Is that Google (NASDAQ:GOOG), flashing a little colorful personality?

Yesterday's launch of Lively seems a bit out of character for the world's leading search engine. Offering users the ability to create avatars, design rooms, and virtually chat with other Lively members is cool and all, but in the butchered words of David Byrne, this is not my beautiful Google.

After all, Big G is the company that painfully measures every word it tosses onto its homepage. Even busier Google landing pages like iGoogle or Google News have a sense of order within the clutter. Now Lively steps into the picture, giving netizens with a social bent the ability to seek 3-D shelter in free digs, complete with televisions streaming their favorite YouTube videos.

Call it "Third Life"?
This isn't exactly Second Life, with its commercial or hedonistic detours. Lively lacks the playful diversions that Disney (NYSE:DIS) and Mattel (NYSE:MAT) code into their own kid-friendly hubs. Lively is barely a kissing cousin to IAC's (NASDAQ:IACI) Zwinky, but it's getting warm.
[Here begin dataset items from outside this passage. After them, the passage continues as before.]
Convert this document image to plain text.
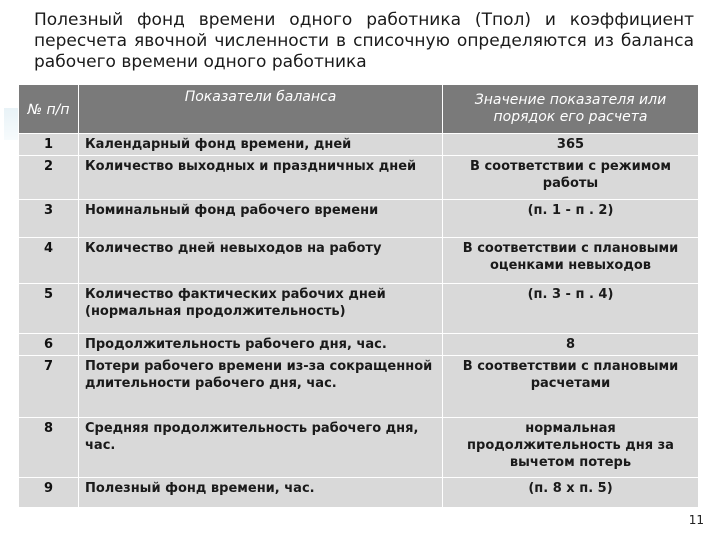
Полезный фонд времени одного работника (Тпол) и коэффициент пересчета явочной численности в списочную определяются из баланса рабочего времени одного работника
№ п/п	Показатели баланса	Значение показателя или порядок его расчета
1	Календарный фонд времени, дней	365
2	Количество выходных и праздничных дней	В соответствии с режимом работы
3	Номинальный фонд рабочего времени	(п. 1 - п . 2)
4	Количество дней невыходов на работу	В соответствии с плановыми оценками невыходов
5	Количество фактических рабочих дней (нормальная продолжительность)	(п. 3 - п . 4)
6	Продолжительность рабочего дня, час.	8
7	Потери рабочего времени из-за сокращенной длительности рабочего дня, час.	В соответствии с плановыми расчетами
8	Средняя продолжительность рабочего дня, час.	нормальная продолжительность дня за вычетом потерь
9	Полезный фонд времени, час.	(п. 8 х п. 5)
11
Lively may be a toned-down version of established virtual worlds, but its portability sets it apart from the pack. Lively users can strike up conversations with friends in customized rooms within, but the site also lets users embed those virtual rooms into blogs and social networks.

Is Google the first to give legs to virtual worlds? No. Is Google's girth substantial enough to be a difference-maker? Sure.

Google isn't a social-networking rookie. Its Orkut social networking site is no Facebook, nor News Corp.'s (NYSE:NWS) MySpace, but it's a legitimate contender, especially in certain foreign markets. YouTube doesn't offer the same kind of profile-page customization as social networking sites, but isn't it just a matter of time before the site allows its users to place Lively rooms within user channel pages?

I see green, people
It also doesn't take much to fathom the countless ways that Google -- the Web's leader in monetization -- can turn this into a real moneymaker. And unlike other virtual worlds, which limit their rolls by charging monthly subscription fees or enticing users to purchase premium items, Lively can make money without forcing its young crowd to crack open daddy's billfold.

Just picture how Lively could generate greenery in a year or two:

  • Room owners could give Google permission to serve up video ads within their YouTube streams, cutting them in on a piece of the action. More to the point, Google could take a page out of in-game video game advertising and allow users to insert blank billboards for Google's display ads. Google is a master when it comes to viral marketing. Just check out Google AdSense or the YouTube Partners program. Revenue-sharing is the surefire way to get users to actively promote their rooms, because vanity can only take you so far.
  • Instead of charging users for items, Google can charge sponsors to offer branded virtual merchandise.
  • Buyers of real-world goods -- like CDs, DVDs, or video games -- can receive codes to unlock related Lively freebies.
  • Record labels like Warner Music Group (NYSE:WMG) can pay to have their upstart artists promoted, encouraging Lively users to serve as tastemakers and deliver streamed samples in their rooms in exchange for free downloads. Talk about reinventing the street-team concept!

We're really just scratching the surface here. Then again, you have to start somewhere.

Step up, Google, but do step Lively.